Scan-lines contigues

Une technique permet de garder le gain en mémoire sans trop compliquer la tâche des développeurs de drivers. L'idée consiste à simplement couper l'image en deux, horizontalement. La partie haute de l'image ira sur un GPU, et la partie basse sur l'autre. Cette technique peut être adaptée avec plusieurs GPU : il suffit de découper l'image en autant de parties qu'il y a de GPUs, et attribuer chaque portion à un GPU.

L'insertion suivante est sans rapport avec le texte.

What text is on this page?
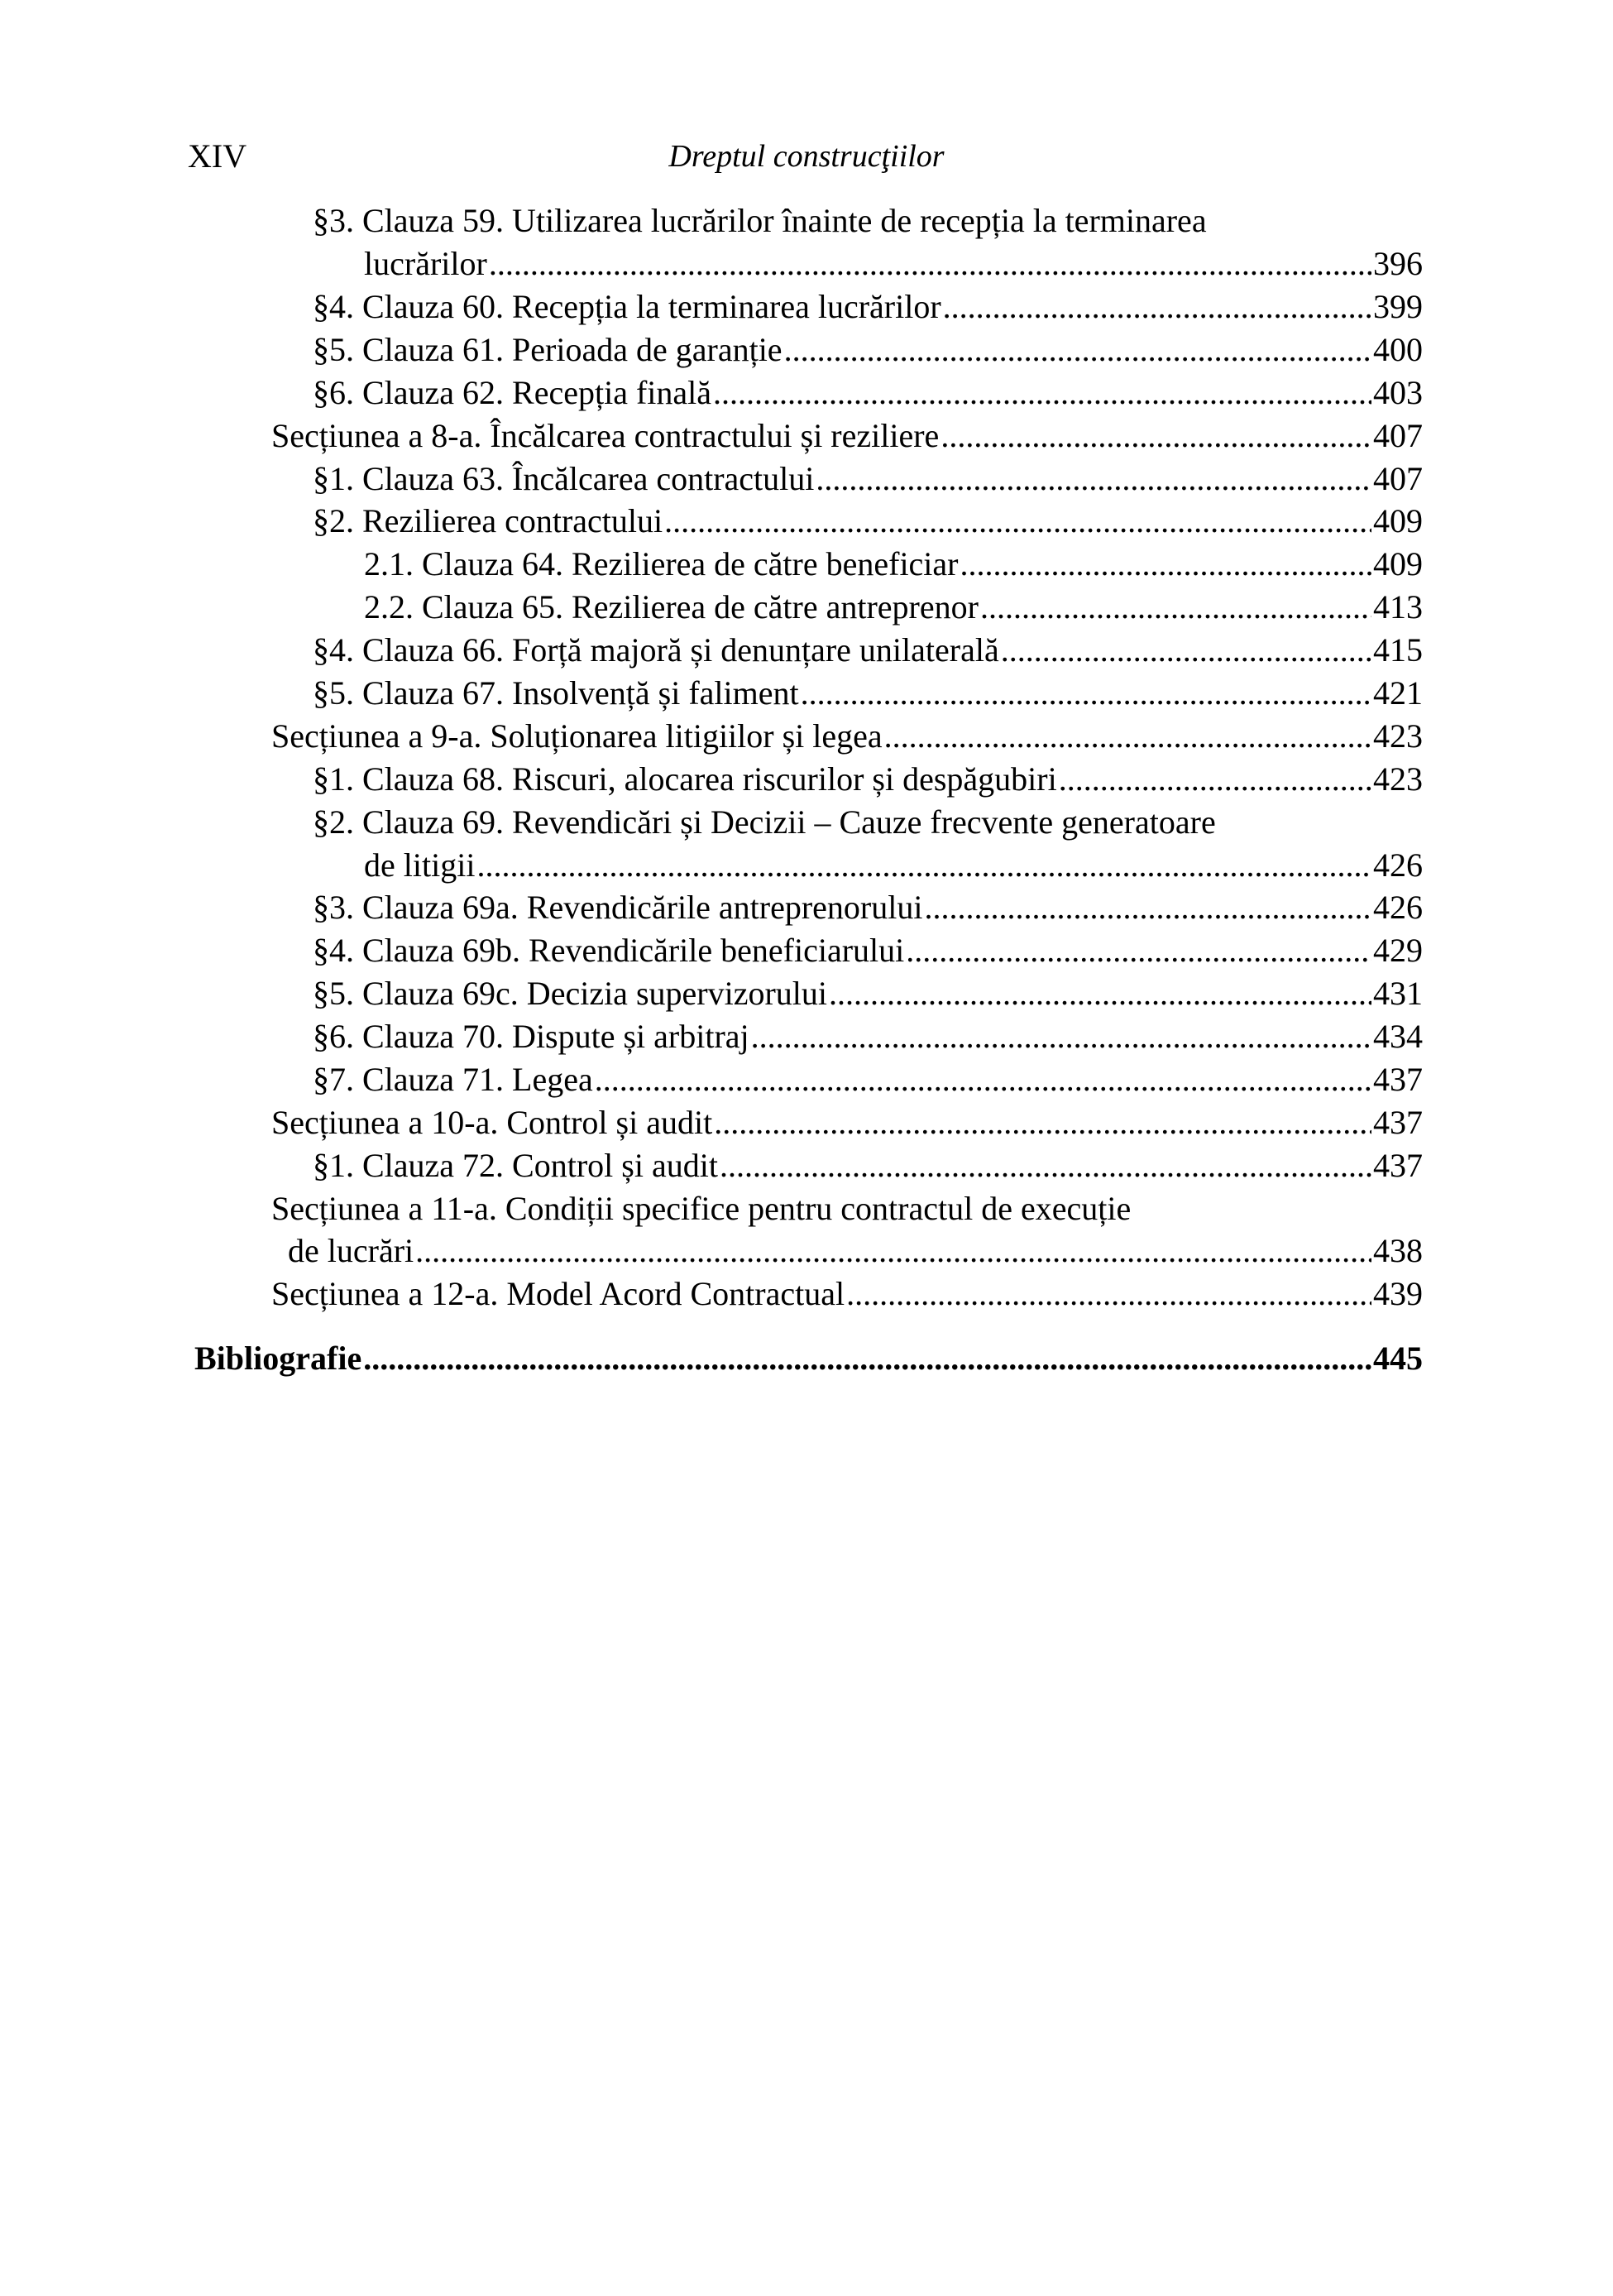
XIV	Dreptul construcţiilor
§3. Clauza 59. Utilizarea lucrărilor înainte de recepția la terminarea
lucrărilor .....	396
§4. Clauza 60. Recepția la terminarea lucrărilor .....	399
§5. Clauza 61. Perioada de garanție .....	400
§6. Clauza 62. Recepția finală .....	403
Secțiunea a 8-a. Încălcarea contractului și reziliere .....	407
§1. Clauza 63. Încălcarea contractului .....	407
§2. Rezilierea contractului .....	409
2.1. Clauza 64. Rezilierea de către beneficiar .....	409
2.2. Clauza 65. Rezilierea de către antreprenor .....	413
§4. Clauza 66. Forță majoră și denunțare unilaterală .....	415
§5. Clauza 67. Insolvență și faliment .....	421
Secțiunea a 9-a. Soluționarea litigiilor și legea .....	423
§1. Clauza 68. Riscuri, alocarea riscurilor și despăgubiri .....	423
§2. Clauza 69. Revendicări și Decizii – Cauze frecvente generatoare
de litigii .....	426
§3. Clauza 69a. Revendicările antreprenorului .....	426
§4. Clauza 69b. Revendicările beneficiarului .....	429
§5. Clauza 69c. Decizia supervizorului .....	431
§6. Clauza 70. Dispute și arbitraj .....	434
§7. Clauza 71. Legea .....	437
Secțiunea a 10-a. Control și audit .....	437
§1. Clauza 72. Control și audit .....	437
Secțiunea a 11-a. Condiții specifice pentru contractul de execuție
de lucrări .....	438
Secțiunea a 12-a. Model Acord Contractual .....	439
Bibliografie .....	445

Ainsi, le gain en terme de mémoire et de rendu est appréciable. De nombreux objets n'apparaissent que dans une portion de l'image, et pas dans l'autre. Le drivers peut ainsi répartir les données géométriques et les textures pour éviter toute duplication, comme dans la technique des carrés. Cela demande du travail au driver, mais cela en vaut la peine.

Le découpage de l'image peut reposer sur une technique statique : la moitié haute de l'image pour le premier GPU, et le bas pour l'autre. Et cette technique s'adapte aussi avec plus de deux portions en découpant l'image en N portions identiques.

Ceci dit, quelques complications peuvent survenir dans certains jeux : les FPS notamment. Dans ces jeux, plus ou moins réalistes, le bas de l'image est plus chargé que le haut. Dans le bas de l'image, on trouve un sol assez complexe, des murs, les ennemis, etc. Le haut représente souvent le ciel ou un plafond, assez simple géométriquement. Toute l'agitation a lieu vers le bas ou le milieu de l'écran, et le haut est presque vide. Ainsi, le rendu de la partie haute sera plus rapide que celui du bas, et une des cartes 3D finira par attendre l'autre.

Mieux répartir les calculs devient alors nécessaire. Après tout, il vaut mieux que chaque carte doive faire 50% du travail, au lieu d'avoir une carte qui se tape 70% du boulot, et l'autre qui ne fait que 30% du rendu. Pour cela, on peut choisir un découpage statique adapté, dans lequel la partie haute envoyée au premier GPU est plus grande que la partie basse.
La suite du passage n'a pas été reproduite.